Vaclav Jezek sprawled behind a chunk of chimney that a shell hit had detached from a nearby house. He chambered another round in his antitank rifle and waited. The crew of that disabled Panzer I wouldn't stay inside long. A hit from any kind of artillery would mangle them and torch them at the same time. A couple of more hits from the antitank rifle might set the tank on fire.

Sure enough, the commander clambered out of the turret. The Czech was ready. Despite a muzzle brake and a padded stock, the antitank rifle slammed his shoulder when he pulled the trigger. He'd already seen that, although these 13mm armor-piercing rounds weren't designed to kill mere human beings, they did one hell of a job. The German in black coveralls never knew what hit him. He tumbled off the tank and lay still.

The driver was sneakier, or maybe smarter. He scuttled out and kept the tank's carcass between him and Jezek till he bolted for some trees. Jezek shot at him, too, but missed. "Shit!" he said in disgust.

Sergeant Halevy had dug himself a foxhole a few meters away, and fronted it with bricks and stones from the ruined house. "Don't get yourself in an uproar," he said. "You did what you were supposed to do. Neither one of those tanks'll bother us any more."

"Fuck it," Vaclav said. "I should have finished the other cocksucker, too."

"You can't kill all of them by yourself," the Jew said. "Remember, you've got to leave some for me."
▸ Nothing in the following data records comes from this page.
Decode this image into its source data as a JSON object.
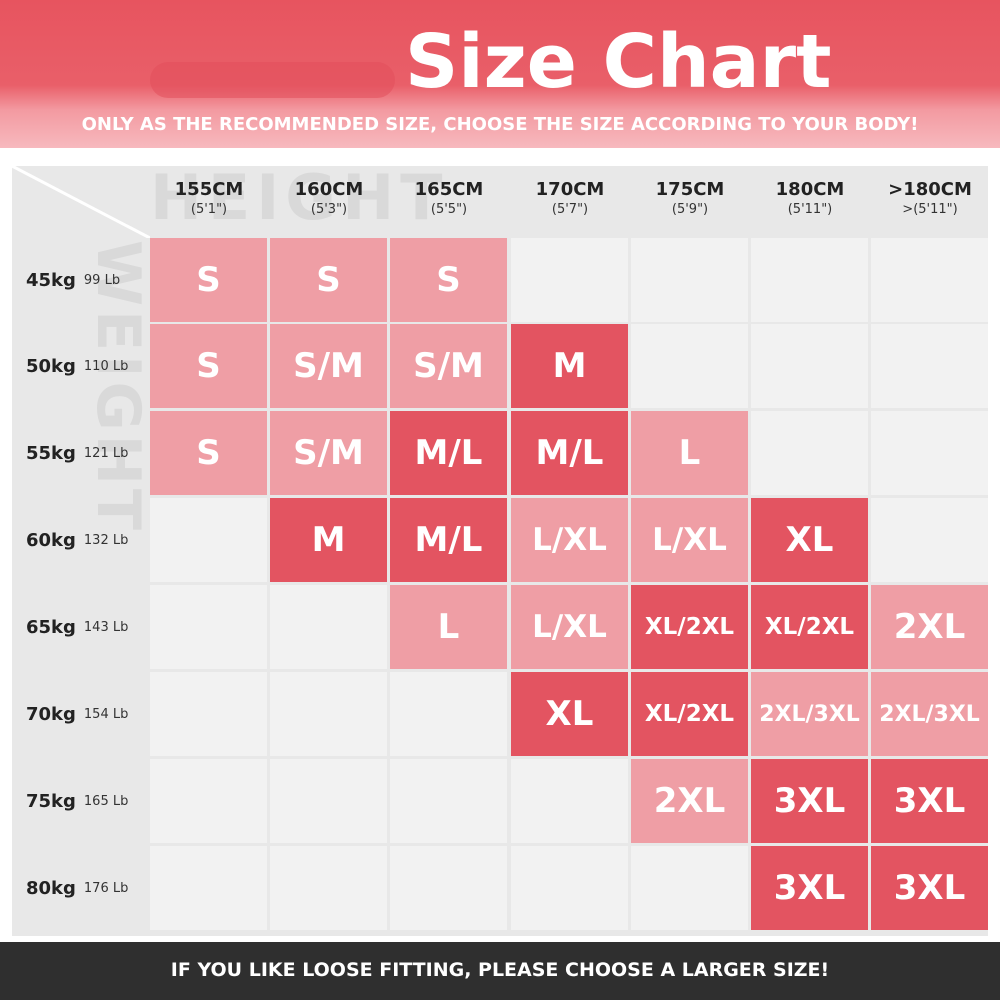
{
  "header": {
    "title": "Size Chart",
    "subtitle": "ONLY AS THE RECOMMENDED SIZE, CHOOSE THE SIZE ACCORDING TO YOUR BODY!"
  },
  "watermarks": {
    "height": "HEIGHT",
    "weight": "WEIGHT"
  },
  "heights": [
    {
      "cm": "155CM",
      "ft": "(5'1\")"
    },
    {
      "cm": "160CM",
      "ft": "(5'3\")"
    },
    {
      "cm": "165CM",
      "ft": "(5'5\")"
    },
    {
      "cm": "170CM",
      "ft": "(5'7\")"
    },
    {
      "cm": "175CM",
      "ft": "(5'9\")"
    },
    {
      "cm": "180CM",
      "ft": "(5'11\")"
    },
    {
      "cm": ">180CM",
      "ft": ">(5'11\")"
    }
  ],
  "weights": [
    {
      "kg": "45kg",
      "lb": "99 Lb"
    },
    {
      "kg": "50kg",
      "lb": "110 Lb"
    },
    {
      "kg": "55kg",
      "lb": "121 Lb"
    },
    {
      "kg": "60kg",
      "lb": "132 Lb"
    },
    {
      "kg": "65kg",
      "lb": "143 Lb"
    },
    {
      "kg": "70kg",
      "lb": "154 Lb"
    },
    {
      "kg": "75kg",
      "lb": "165 Lb"
    },
    {
      "kg": "80kg",
      "lb": "176 Lb"
    }
  ],
  "sizes": [
    [
      "S",
      "S",
      "S",
      "",
      "",
      "",
      ""
    ],
    [
      "S",
      "S/M",
      "S/M",
      "M",
      "",
      "",
      ""
    ],
    [
      "S",
      "S/M",
      "M/L",
      "M/L",
      "L",
      "",
      ""
    ],
    [
      "",
      "M",
      "M/L",
      "L/XL",
      "L/XL",
      "XL",
      ""
    ],
    [
      "",
      "",
      "L",
      "L/XL",
      "XL/2XL",
      "XL/2XL",
      "2XL"
    ],
    [
      "",
      "",
      "",
      "XL",
      "XL/2XL",
      "2XL/3XL",
      "2XL/3XL"
    ],
    [
      "",
      "",
      "",
      "",
      "2XL",
      "3XL",
      "3XL"
    ],
    [
      "",
      "",
      "",
      "",
      "",
      "3XL",
      "3XL"
    ]
  ],
  "shades": [
    [
      "light",
      "light",
      "light",
      "",
      "",
      "",
      ""
    ],
    [
      "light",
      "light",
      "light",
      "dark",
      "",
      "",
      ""
    ],
    [
      "light",
      "light",
      "dark",
      "dark",
      "light",
      "",
      ""
    ],
    [
      "",
      "dark",
      "dark",
      "light",
      "light",
      "dark",
      ""
    ],
    [
      "",
      "",
      "light",
      "light",
      "dark",
      "dark",
      "light"
    ],
    [
      "",
      "",
      "",
      "dark",
      "dark",
      "light",
      "light"
    ],
    [
      "",
      "",
      "",
      "",
      "light",
      "dark",
      "dark"
    ],
    [
      "",
      "",
      "",
      "",
      "",
      "dark",
      "dark"
    ]
  ],
  "colors": {
    "light": "#ef9ea5",
    "dark": "#e35461",
    "empty": "#e8e8e8",
    "gridline": "#ffffff"
  },
  "footer": {
    "text": "IF YOU LIKE LOOSE FITTING, PLEASE CHOOSE A LARGER SIZE!"
  }
}
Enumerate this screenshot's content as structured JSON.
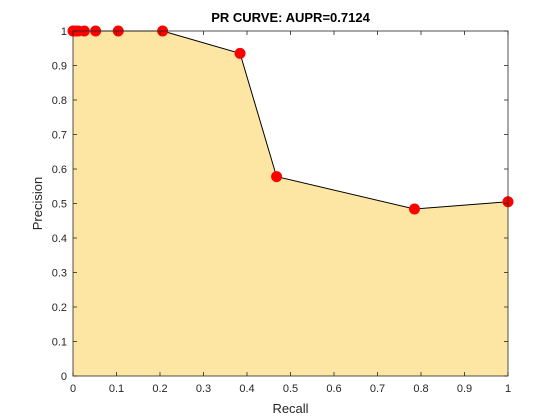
{
  "chart_data": {
    "type": "area",
    "title": "PR CURVE: AUPR=0.7124",
    "xlabel": "Recall",
    "ylabel": "Precision",
    "xlim": [
      0,
      1
    ],
    "ylim": [
      0,
      1
    ],
    "xticks": [
      0,
      0.1,
      0.2,
      0.3,
      0.4,
      0.5,
      0.6,
      0.7,
      0.8,
      0.9,
      1
    ],
    "yticks": [
      0,
      0.1,
      0.2,
      0.3,
      0.4,
      0.5,
      0.6,
      0.7,
      0.8,
      0.9,
      1
    ],
    "xtick_labels": [
      "0",
      "0.1",
      "0.2",
      "0.3",
      "0.4",
      "0.5",
      "0.6",
      "0.7",
      "0.8",
      "0.9",
      "1"
    ],
    "ytick_labels": [
      "0",
      "0.1",
      "0.2",
      "0.3",
      "0.4",
      "0.5",
      "0.6",
      "0.7",
      "0.8",
      "0.9",
      "1"
    ],
    "grid": false,
    "series": [
      {
        "x": [
          0,
          0.006,
          0.012,
          0.026,
          0.052,
          0.104,
          0.206,
          0.384,
          0.468,
          0.785,
          1.0
        ],
        "y": [
          1,
          1,
          1,
          1,
          1,
          1,
          1,
          0.935,
          0.578,
          0.484,
          0.505
        ]
      }
    ],
    "colors": {
      "fill": "#fde6a3",
      "line": "#000000",
      "marker": "#ff0000"
    }
  }
}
"Heh," Jezek said. Before the shooting started, he'd had doubts about how well Jews would fight. Yeah, Hitler was giving them a hard time, but they were still Jews, weren't they? Once they had rifles in their hands, they seemed to do just fine.

"You'd better dig in," Halevy said. "If the tanks couldn't do for us, they'll see how the artillery works."

Without raising his head, Vaclav pulled the entrenching tool off his belt and started scraping out a foxhole of his own. Halevy knew how the Germans operated, all right. Even now, some junior officer with a radio or a field telephone was probably talking to his regimental HQ, telling the gunners at which map square the trouble lay. Fifteen minutes of 105 fire ought to soften things up, he'd say.